Businesses to boost IT security budgets by up to 9% amid cyber risks

By Our Correspondent
December 21, 2024
A representational image showing a padlock with cyber security and binary code written in the background in this illustration on February 1, 2022. — Reuters
A representational image showing a padlock with cyber security and binary code written in the background in this illustration on February 1, 2022. — Reuters

LAHORE: Companies worldwide, including those in Pakistan, are planning to increase their IT security budgets by up to 9.0 per cent, as highlighted in the latest ‘IT Security Economics’ report by Kaspersky.

The report reveals that large enterprises had a median IT security budget of $5.7 million, with a total IT allocation of $41.8 million, while small and medium-sized businesses (SMBs) dedicated $0.2 million to IT security from an overall IT budget of $1.6 million.

This trend reflects a global response to rising financial losses caused by cyber incidents. Kaspersky’s annual ‘IT Security Economics’ report examines changes in IT security budgets, breaches, and challenges faced by decision-makers in the industry. The survey covered 27 countries, including Pakistan, across regions such as Europe, the Middle East, Turkiye, Africa, Latin and North America, and the Asia-Pacific.

Large enterprises reported an average of 12 cyber incidents this year, spending $6.2 million on recovery efforts -- 1.1 times higher than their allocated IT security budgets. While these enterprises are typically better equipped to detect incidents quickly, the time required to fully respond and mitigate threats often spans several hours, demonstrating the complexity of managing widespread IT environments.

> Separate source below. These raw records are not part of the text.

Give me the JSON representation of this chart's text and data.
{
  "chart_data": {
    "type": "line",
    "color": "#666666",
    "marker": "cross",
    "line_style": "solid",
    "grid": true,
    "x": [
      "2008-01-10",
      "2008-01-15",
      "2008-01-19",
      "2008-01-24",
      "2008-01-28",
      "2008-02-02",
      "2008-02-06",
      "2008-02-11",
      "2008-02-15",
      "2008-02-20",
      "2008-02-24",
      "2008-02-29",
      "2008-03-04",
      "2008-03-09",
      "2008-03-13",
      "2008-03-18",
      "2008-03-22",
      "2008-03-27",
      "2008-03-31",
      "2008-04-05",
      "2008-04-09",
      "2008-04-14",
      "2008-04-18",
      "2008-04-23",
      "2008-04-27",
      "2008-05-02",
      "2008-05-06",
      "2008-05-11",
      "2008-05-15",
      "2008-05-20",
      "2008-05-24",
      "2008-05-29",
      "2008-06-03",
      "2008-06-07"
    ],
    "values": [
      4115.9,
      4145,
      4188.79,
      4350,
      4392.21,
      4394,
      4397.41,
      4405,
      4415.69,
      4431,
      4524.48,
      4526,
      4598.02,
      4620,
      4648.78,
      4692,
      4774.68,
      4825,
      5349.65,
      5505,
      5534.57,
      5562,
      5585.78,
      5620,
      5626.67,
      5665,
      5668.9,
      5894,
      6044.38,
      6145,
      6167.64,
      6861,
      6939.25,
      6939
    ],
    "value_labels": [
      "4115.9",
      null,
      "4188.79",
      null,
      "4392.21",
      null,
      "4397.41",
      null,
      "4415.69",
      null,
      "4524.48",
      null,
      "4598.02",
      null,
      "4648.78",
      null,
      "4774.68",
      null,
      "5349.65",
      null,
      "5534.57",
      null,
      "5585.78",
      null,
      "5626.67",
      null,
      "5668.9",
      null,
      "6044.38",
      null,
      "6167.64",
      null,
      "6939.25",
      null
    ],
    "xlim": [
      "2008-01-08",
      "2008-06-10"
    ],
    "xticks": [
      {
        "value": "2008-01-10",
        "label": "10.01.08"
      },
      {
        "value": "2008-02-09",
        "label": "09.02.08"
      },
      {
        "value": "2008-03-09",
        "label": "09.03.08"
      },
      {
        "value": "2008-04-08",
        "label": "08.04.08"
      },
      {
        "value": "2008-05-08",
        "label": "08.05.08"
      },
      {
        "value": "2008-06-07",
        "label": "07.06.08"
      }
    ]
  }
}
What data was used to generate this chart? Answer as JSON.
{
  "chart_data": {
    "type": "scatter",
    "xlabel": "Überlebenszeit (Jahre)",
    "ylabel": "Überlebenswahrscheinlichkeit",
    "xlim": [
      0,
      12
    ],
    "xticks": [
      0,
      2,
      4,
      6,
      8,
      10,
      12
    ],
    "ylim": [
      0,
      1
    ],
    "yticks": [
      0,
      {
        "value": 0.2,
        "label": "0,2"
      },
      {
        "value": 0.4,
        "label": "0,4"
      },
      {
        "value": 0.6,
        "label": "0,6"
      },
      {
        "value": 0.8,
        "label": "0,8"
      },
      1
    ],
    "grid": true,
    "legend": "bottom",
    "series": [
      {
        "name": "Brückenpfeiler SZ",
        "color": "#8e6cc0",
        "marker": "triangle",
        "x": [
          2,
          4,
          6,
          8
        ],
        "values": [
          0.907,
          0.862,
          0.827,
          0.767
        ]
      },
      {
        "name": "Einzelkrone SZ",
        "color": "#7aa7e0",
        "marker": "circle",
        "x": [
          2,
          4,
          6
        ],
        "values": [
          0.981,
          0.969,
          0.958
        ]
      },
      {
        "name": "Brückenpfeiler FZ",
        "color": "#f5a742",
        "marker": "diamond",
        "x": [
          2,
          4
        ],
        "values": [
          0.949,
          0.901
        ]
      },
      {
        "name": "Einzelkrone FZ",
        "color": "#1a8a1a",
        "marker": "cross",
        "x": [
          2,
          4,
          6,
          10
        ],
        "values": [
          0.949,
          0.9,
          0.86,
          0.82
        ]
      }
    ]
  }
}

For SMBs, the impact of cyber incidents was more pronounced. These businesses experienced an average of 16 incidents, spending $0.3 million on recovery -- 1.5 times their IT security budgets. This highlights the disproportionate financial burden SMBs face in dealing with cybersecurity breaches. Organisations in Pakistan, regardless of size, reported an average of 11 incidents over last year.

According to Vice President of Kaspersky’s Centre of Corporate Business Expertise Veniamin Levtsov, the increase in IT security budgets is driven by three main factors: the growing complexity of cybersecurity threats, the introduction of new regulations stemming from governments’ concerns over digital sovereignty, and the rising salary expectations for professionals in the cybersecurity field.

To safeguard against a wide range of cyber threats, Kaspersky recommends adopting comprehensive IT security solutions, such as its Kaspersky Next product line, which provides real-time protection, threat visibility and advanced investigative capabilities. Companies lacking in-house cybersecurity expertise are encouraged to use managed security services like Kaspersky Managed Detection and Response. Furthermore, employee education remains essential, with specialised training courses available through platforms such as the Kaspersky Automated Security Awareness Platform.

Businesses can also benefit from planning tools like Kaspersky’s IT Security Calculator, which offers detailed insights into security costs and budgeting. By investing strategically in cybersecurity, organisations can better protect themselves against evolving threats while minimising financial and operational risks.